Я так понимаю, что у нас нет и не было никаких проблем с
принятием того или иного решения. Причем независимо от того, где его принимали,
у нас или за рубежом, властью или противниками ее – все
равно самое интересное начиналось потом: а как это
решение реализовать? Каков будет результат и что потом делать с этим
результатом?
Поэтому я к тому, что, мол, глобализация, мол, они за нас
решают, – отношусь
спокойно. Ну да, примут решение. А дальше что будет? У нас-то когда и наше-то начальство решение принимает, то результат впечатляет. А эти…
А.Н. Привалов
Леонид Иосифович, нас, когда мы проходили математику в
школе, учили: когда ты доказал какую-то теорему, аккуратно проверь, не слишком
ли много ты доказал. Вот
сейчас очень характерный случай: у вас под боком
довольно большая европейская страна прекрасно управляется длинными вожжами – и никто ничего не замечает. Так
что бывает. Я не скажу, что это надолго.
Л.И. Блехер
Прекрасно управляется – это очень крепко сказано.
А.Н. Привалов
Ну, как умеют.
М.И. Москвин-Тарханов
Вы сказали, что в девятнадцатом веке сменился ответственный класс. А фамилии-то почему те же самые
остались – Витгенштейны, Орловы, Бенкендорфы, Киселевы?
Л.И. Блехер
Изменение ответственного класса – это не значит, что из нового класса вычистили всех, принадлежащих к прежним группам, основывающим
прежний ответственный
класс. Это, скорее всего, значит, что принимаются установления (законы или
практика), при которых людям из «новой группы» легче попасть туда, или на их
происхождение просто перестают обращать внимание. Это моментально
ловится привластными людьми. А по отношению к «старым» власть перестает
миндальничать. Скажем,
история с государем Александром Павловичем и «некем взять»… Он кому это сказал? Он
дворянам сказал, когда они попросили, чтобы он освободил крестьян. Глядя им в лицо,
сказал: «Некем взять». Вот что такое смена класса. А Бенкендорф…
С.А. Экштут
Александр Христофорович Бенкендорф вот после этой фразы создал достаточно эффективно работающую организацию, состоявшую всего из тридцати одного человека и тем не менее имевшую информацию о всей России. Может быть,
это была первая организация в России, которая занималась профессиональным изучением общественного мнения. И в
этом смысле Александр Христофорович Бенкендорф был вашим пращуром, Леонид Иосифович, потому что он был
первым русским социологом.
Во всяком случае, скажем так, руководителем первой русской социологической службы.
А.Н. Привалов
И сколько он за это претерпел поношений!
С.А. Экштут
Претерпел, и совершенно
несправедливо претерпел. Потому что у нас его представляли человеком, который
борется с революционным движением, а это была одна десятая процента его деятельности,
потому что он занимался совсем другими делами.
В.Л. Макаров
Вопрос к последнему докладчику
[Л.И. Блехеру]. Очень часто на интеллигенцию наезжают – то она не то что безответственная, но как-то всегда
против, она непатриотична, вообще какая-то нехорошая. Все-таки интеллигенция –
это ответственный класс по
вашей терминологии или
нет?
Л.И. Блехер
Русская интеллигенция с самого начала возникла как класс,
ответственный не перед государственной властью, а перед идеей – идеей
просвещения и улучшения
жизни народа и перед самим народом. С властью у нее с самого начала отношения не складывались, это верно. И с какого-то момента для части интеллигенции
задача бодания с государством (уже не по поводу просвещения и образования, а как
бы сама по себе) стала чуть ли не основной.

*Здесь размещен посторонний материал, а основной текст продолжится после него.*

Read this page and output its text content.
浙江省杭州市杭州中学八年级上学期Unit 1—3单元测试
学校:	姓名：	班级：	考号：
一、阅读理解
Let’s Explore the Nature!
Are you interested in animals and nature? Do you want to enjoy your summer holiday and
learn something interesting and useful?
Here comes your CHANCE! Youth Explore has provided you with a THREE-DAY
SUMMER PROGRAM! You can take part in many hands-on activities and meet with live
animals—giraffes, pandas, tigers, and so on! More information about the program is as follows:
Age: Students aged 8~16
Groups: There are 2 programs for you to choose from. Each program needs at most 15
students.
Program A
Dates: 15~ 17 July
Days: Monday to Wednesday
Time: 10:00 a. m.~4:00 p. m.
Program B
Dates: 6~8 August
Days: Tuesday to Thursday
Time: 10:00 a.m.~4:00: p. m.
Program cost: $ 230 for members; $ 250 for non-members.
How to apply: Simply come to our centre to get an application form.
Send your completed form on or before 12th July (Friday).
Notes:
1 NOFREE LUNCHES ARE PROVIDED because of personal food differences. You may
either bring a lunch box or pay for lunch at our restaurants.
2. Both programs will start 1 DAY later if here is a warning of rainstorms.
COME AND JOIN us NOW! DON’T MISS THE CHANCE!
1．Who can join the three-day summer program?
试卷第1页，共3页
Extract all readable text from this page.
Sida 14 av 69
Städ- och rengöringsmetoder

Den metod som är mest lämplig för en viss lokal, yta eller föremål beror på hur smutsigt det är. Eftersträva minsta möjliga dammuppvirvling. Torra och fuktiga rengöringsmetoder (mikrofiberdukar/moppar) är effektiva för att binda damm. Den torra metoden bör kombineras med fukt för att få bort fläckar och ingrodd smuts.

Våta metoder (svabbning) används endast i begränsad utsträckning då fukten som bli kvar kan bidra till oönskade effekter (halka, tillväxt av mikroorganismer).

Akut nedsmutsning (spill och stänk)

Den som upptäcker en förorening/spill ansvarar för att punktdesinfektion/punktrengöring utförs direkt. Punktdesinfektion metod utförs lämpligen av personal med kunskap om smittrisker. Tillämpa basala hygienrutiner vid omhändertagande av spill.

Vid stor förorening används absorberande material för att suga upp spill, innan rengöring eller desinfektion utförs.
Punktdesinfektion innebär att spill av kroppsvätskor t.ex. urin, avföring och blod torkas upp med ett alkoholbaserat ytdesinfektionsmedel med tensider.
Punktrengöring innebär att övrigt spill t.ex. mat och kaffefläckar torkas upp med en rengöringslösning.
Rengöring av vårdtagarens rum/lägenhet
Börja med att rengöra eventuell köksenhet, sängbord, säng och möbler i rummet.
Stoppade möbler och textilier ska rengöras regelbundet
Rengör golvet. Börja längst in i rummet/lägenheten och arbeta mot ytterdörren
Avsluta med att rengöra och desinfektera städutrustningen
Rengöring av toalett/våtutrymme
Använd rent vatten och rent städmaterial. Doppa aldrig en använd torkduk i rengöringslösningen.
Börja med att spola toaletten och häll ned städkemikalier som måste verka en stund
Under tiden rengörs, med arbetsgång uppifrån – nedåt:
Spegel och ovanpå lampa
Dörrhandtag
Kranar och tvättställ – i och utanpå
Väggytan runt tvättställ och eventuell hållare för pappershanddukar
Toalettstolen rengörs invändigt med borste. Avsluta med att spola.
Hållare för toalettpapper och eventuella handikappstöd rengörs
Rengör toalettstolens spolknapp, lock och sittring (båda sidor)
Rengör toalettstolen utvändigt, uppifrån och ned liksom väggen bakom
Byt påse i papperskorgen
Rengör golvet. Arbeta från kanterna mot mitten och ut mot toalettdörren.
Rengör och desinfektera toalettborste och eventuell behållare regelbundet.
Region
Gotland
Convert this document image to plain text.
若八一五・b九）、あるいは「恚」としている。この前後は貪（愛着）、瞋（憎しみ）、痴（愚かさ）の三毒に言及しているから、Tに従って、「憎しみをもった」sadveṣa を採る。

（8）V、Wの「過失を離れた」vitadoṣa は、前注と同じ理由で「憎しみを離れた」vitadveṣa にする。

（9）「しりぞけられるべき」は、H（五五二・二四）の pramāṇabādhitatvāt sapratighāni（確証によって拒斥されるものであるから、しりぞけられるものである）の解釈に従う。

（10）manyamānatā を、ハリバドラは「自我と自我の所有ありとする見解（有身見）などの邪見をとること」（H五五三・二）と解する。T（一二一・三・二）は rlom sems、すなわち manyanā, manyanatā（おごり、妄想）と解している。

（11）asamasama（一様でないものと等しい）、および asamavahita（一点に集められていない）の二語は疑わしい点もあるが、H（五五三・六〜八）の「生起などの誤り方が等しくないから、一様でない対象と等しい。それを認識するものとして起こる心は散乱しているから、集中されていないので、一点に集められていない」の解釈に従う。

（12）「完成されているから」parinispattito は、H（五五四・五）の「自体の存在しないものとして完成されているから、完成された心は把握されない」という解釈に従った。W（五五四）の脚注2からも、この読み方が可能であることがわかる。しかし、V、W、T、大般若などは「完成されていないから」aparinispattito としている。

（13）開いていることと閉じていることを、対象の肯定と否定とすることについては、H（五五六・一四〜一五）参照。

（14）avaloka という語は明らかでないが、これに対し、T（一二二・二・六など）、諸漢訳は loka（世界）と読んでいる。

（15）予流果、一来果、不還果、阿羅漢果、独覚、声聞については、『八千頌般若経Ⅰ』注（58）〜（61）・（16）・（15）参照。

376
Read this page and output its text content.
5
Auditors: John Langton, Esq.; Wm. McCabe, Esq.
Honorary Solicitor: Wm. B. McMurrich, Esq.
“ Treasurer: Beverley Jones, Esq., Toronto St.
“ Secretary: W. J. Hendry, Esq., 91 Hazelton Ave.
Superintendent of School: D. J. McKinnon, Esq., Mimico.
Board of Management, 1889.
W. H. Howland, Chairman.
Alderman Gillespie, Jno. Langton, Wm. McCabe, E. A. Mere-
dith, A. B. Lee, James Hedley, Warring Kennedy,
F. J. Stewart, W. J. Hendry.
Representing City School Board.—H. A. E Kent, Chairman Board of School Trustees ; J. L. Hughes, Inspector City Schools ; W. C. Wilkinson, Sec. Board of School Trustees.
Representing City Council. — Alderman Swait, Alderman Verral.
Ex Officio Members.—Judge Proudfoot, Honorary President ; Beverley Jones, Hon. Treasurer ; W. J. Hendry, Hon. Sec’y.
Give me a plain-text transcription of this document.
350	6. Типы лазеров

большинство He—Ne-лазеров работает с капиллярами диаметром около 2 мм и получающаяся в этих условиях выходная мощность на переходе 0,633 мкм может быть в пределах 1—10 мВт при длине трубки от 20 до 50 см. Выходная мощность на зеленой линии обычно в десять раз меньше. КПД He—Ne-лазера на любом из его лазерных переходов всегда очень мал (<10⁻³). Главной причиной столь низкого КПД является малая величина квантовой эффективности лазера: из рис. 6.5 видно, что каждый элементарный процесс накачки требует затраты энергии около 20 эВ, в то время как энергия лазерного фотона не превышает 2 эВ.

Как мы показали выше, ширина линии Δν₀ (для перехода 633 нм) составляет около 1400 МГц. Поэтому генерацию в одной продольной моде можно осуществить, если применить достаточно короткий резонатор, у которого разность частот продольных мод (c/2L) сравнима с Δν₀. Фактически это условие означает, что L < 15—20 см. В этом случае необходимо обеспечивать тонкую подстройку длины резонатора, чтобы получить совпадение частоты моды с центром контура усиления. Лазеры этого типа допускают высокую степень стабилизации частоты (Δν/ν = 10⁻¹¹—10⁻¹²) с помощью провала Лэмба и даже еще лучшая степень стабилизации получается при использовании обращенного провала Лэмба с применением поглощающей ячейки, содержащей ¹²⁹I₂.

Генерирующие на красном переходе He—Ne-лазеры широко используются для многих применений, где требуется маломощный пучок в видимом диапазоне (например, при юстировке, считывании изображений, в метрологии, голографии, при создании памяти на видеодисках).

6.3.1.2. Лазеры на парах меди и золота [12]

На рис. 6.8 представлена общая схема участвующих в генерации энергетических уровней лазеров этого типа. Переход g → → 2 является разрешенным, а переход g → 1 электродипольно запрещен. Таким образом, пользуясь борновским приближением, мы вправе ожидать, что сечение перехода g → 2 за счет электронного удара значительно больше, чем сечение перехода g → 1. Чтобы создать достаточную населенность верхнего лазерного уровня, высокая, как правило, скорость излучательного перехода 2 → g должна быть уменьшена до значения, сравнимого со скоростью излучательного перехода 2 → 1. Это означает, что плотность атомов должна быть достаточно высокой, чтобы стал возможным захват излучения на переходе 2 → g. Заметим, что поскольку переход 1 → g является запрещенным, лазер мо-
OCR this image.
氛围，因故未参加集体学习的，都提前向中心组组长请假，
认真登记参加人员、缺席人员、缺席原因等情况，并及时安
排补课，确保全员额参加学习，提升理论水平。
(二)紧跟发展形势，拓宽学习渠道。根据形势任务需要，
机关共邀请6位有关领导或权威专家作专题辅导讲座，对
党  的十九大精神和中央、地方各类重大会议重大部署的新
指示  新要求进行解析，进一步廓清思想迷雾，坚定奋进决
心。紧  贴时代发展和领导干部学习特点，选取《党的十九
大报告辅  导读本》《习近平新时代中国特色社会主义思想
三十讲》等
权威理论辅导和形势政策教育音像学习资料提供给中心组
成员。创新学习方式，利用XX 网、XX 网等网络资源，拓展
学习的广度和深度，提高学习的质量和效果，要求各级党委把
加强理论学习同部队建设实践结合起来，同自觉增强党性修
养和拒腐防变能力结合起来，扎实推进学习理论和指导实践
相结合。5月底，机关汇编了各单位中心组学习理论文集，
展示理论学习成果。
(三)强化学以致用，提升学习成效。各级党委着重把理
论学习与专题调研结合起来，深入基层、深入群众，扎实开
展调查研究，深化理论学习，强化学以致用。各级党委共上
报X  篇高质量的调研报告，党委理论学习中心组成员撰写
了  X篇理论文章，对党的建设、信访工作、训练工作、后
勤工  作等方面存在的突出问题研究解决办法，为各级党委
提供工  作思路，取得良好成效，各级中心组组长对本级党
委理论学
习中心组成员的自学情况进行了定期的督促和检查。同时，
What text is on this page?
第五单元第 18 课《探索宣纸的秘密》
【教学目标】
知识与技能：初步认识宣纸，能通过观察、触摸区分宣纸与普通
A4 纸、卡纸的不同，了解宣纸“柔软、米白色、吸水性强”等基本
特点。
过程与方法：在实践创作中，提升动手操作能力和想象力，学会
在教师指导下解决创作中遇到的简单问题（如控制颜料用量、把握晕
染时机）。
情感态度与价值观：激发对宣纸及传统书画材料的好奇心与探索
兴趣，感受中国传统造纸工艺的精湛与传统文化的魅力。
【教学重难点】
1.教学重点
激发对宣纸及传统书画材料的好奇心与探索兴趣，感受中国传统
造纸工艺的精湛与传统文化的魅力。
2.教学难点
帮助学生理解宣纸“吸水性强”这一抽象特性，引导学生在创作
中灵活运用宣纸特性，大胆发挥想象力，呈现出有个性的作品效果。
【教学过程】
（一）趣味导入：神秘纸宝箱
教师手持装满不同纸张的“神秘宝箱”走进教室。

Но, подчеркиваю, это был суперответственный класс, со всеми признаками идейной
ответственности. И для нас, людей нефизического труда в нынешней России, они являлись и являются просто непревзойденными образцами отношения к
стране и к людям.
Парадоксальным образом именно эти положительные качества во
многом и привели к взаимоуничтожению как российского государства, так и российской интеллигенции. Хотя и те, и другие
нам много чего завещали.
В.Л. Макаров
Понятно, спасибо. Но вот экспертное сообщество, о котором
мы тут все волнуемся и
пытаемся на него всячески наехать, – это, с вашей
точки зрения, ответственные люди?
Л.И. Блехер
Ну, вообще, я здесь в гостях.
А.Н. Привалов
Идеальный ответ!
Прошу – Анатолий Григорьевич Вишневский.
А.Г. Вишневский
Мне хочется вернуться к обозначенной теме –
«ответственность гуманитарной
науки». Это все-таки более узкая тема, чем вообще
ответственность. У нас много
ответственных, и за все отвечают. Вот, например, недавно выступал
патриарх, и он решил сказать, что он думает о «Черном квадрате» Малевича. Ну,
наверно, он думал, что об этом раньше никто не
говорил или что это актуальный вопрос,
но как ответственный человек чувствовал, что должен об этом сказать.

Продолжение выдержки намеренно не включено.